I sat on the side of the court and watched Charley and Dusty play ball. Checking it between them. Dusty began to dribble to the left. Sometimes moving the ball between his legs. Fat Charley in front of him. Knees bent, arm up.

“Come on, you got no range,” he said to Dusty. Their bodies moved closer to each other. Dusty lifted his arms to shoot. Fat Charley jumped. The ball swished through the net. A perfect three.

“Now what were you saying about no range?” Dusty said, laughing.

It was one of the hottest days of the summer; the courts were filled up. Dusty and Charley joined pickup games while I sat on the sidelines drinking Diet Coke and occasionally taking a hit from the joint being passed around. Music from different speakers mixed together: Kendrick, Lauryn Hill, Outkast, Cudi, and Carti all blending into the sound of grunts, daps, swish, ew, nice, dribble, fuck, dribble, come on. I looked at Dusty and Fat Charley. They moved across the court with nervous excitement. They jumped and swished. Bodies bent and contorted. Hands slippy from sweat and spit. Everything about it so human.
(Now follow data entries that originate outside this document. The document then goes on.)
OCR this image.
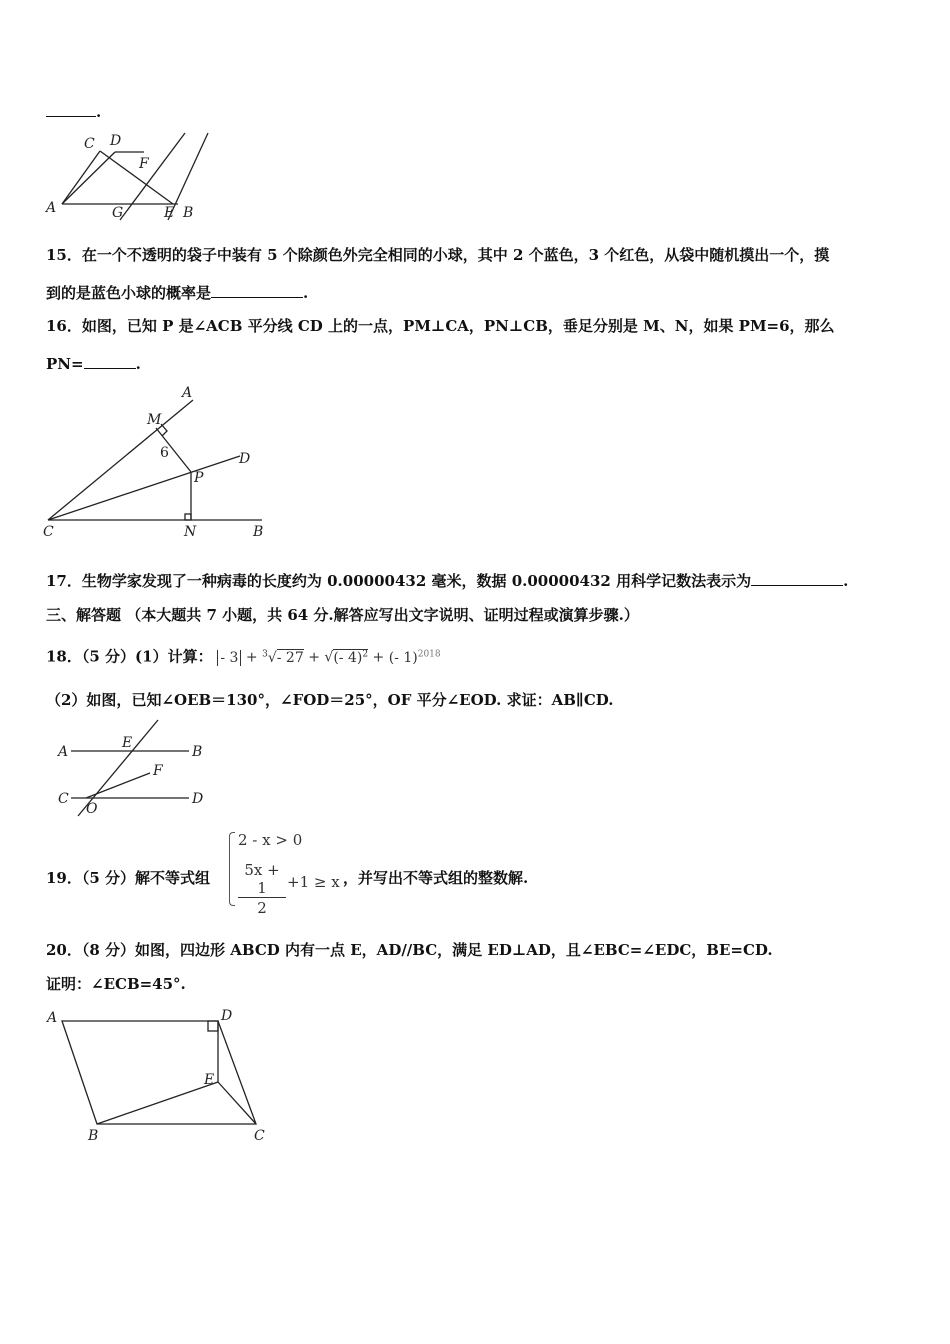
.
C D
F
A	G	E B
15．在一个不透明的袋子中装有 5 个除颜色外完全相同的小球，其中 2 个蓝色，3 个红色，从袋中随机摸出一个，摸
到的是蓝色小球的概率是	.
16．如图，已知 P 是∠ACB 平分线 CD 上的一点，PM⊥CA，PN⊥CB，垂足分别是 M、N，如果 PM=6，那么
PN=	.
A
M
6	D
P
C	N	B
17．生物学家发现了一种病毒的长度约为 0.00000432 毫米，数据 0.00000432 用科学记数法表示为	.
三、解答题 （本大题共 7 小题，共 64 分.解答应写出文字说明、证明过程或演算步骤.）
18．（5 分）(1）计算： - 3 + $^3$√- 27 + √(- 4)$^2$ + (- 1)$^{2018}$
（2）如图，已知∠OEB＝130°，∠FOD＝25°，OF 平分∠EOD. 求证：AB∥CD.
A
E
B
F
C
O
D
19．（5 分）解不等式组
2 - x > 0
5x + 1
2
+1 ≥ x ，并写出不等式组的整数解.
20．（8 分）如图，四边形 ABCD 内有一点 E，AD//BC，满足 ED⊥AD，且∠EBC=∠EDC，BE=CD.
证明：∠ECB=45°.
A	D
E
B	C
I took another sip of Diet Coke. Stood up and waited to join the next game.

Dusty ran past me and smiled. This was as good as it was gonna get.

(0, 1)

Officer Stevenson has an enlarged oval face. His stomach rounds over the top part of his belt. His fingers are chubby. There is not a single right angle on his body.

Officer Stevenson played football in high school and drinks orange juice in the morning instead of coffee. He grew up Catholic and continues practicing to appease his mother, and because he believes that he is a good man.

Officer Stevenson is not a good man.

He lives in Maplewood. His house was recently renovated, and he installed one of those waterfall showerheads for the master bedroom. He likes to make it real hot so when he gets out his skin is red and alive. He usually attempts to jack off in the shower, pulling and tugging until he gets tired and gives up before he can even finish.

He goes to bed with his hair wet and his dick soft. His wife touches his head.

“Your hair is wet,” she says to him and goes to sleep without ever knowing of Dusty.